Monday, September 15, 2014

September 15, 2014



September 15, 2014

“A great many people have come up to me and asked how I manage to get so much work done and still keep looking so dissipated. “ I have always been known to friends and foes to be the go-to-guy with respect of having a martini always near me.  In all seriousness, “I know I’m drinking myself to a slow death, but then I’m in no hurry.” I have trouble sleeping at night, so I find having a chilled glass of martini at the bedside helps me sleep better. If I wake up in the middle of the night, I just reached the cooler, and take another sip, and I’m off to dream land, where I try to imagine my life as a memoir.  Which also keeps me up at nights, because I’m so damn busy remembering every little incident that went through my world from age 1 to 20.  Youth is significant, but the memory of youth is much more important.  Luckily there have been major changes in the world of writing, one that “the biggest obstacle to professional writing is the necessity for changing a typewriter ribbon.” With the miracle machine, the laptop, I don’t have to worry about that.  Now I can write till my fingers run off to the side, where the martini glass resides. 
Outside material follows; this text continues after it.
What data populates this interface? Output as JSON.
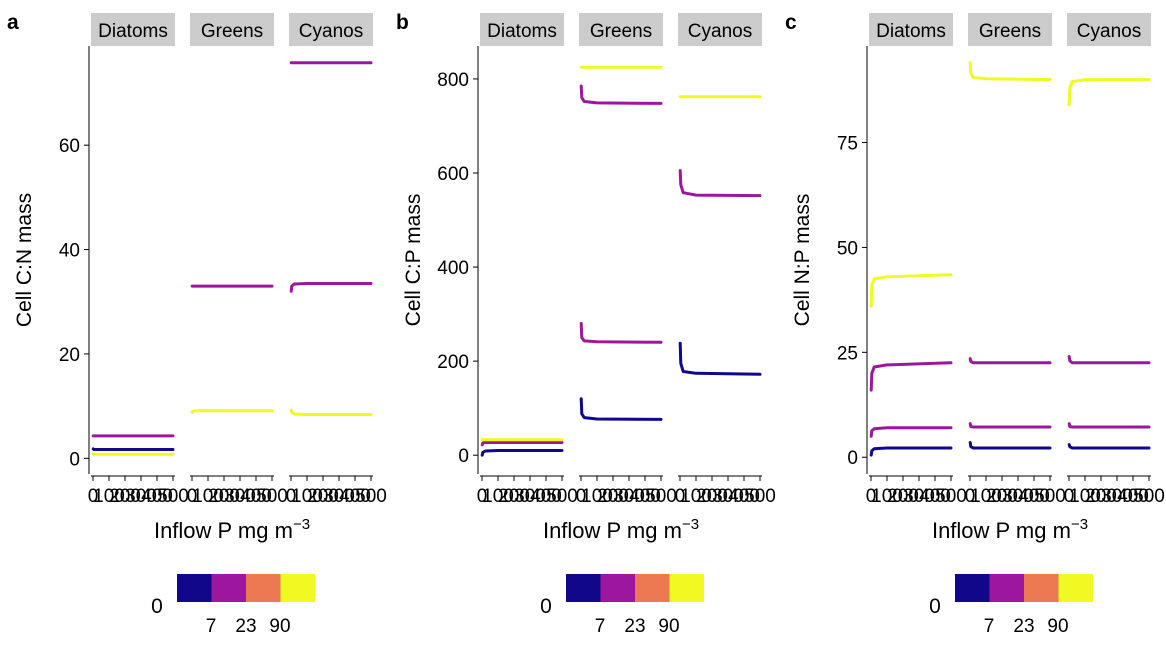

My life changed when I found out that I’m a distant relative of Gilles de Rais, perhaps the first serial killer on record.  The Frenchman was alleged to killing up to 600 children from 1432 to the spring of 1433.  I personally don’t believe the number is that high, more likely 200.  Nevertheless, being related to such a brute (although a refined one, according to historians) hasn’t helped me much.   The dark cloud that follows me, I think came from my distant relative.  I try to think and behave like François de La Rochefoucauld, who seemed to be a reasonable gentleman of nobility.   I bear that in mind while writing my memoirs and sipping my drink.   He wrote that “true love is like ghosts, which everyone talks about and few have seen.” I had a dream the other night that I was on an island, and I came upon a sophisticated party, full of beautiful woman - one of them actually looked like Louise Brooks.  When I approached her, it was like I wasn’t there.  She didn’t acknowledge me, and I had the feeling that either I wasn’t there, or she wasn’t there as well.  In fact, the whole party appeared to be projected from someone’s dreams, but clearly to me, it wasn’t from my dream. 




“There is is only one kind of love, but there are a thousand imitations.” So perhaps my dream the other night was my experience of falling in love, but the girl didn’t even exist.  Can one love just an idea of being in love?  The other part of the dream that I remember quite clearly is when I heard someone from the party saying “Why don’t you get out of that wet coat and into a dry martini?”  At that moment, I woke up and reached for my chilled martini.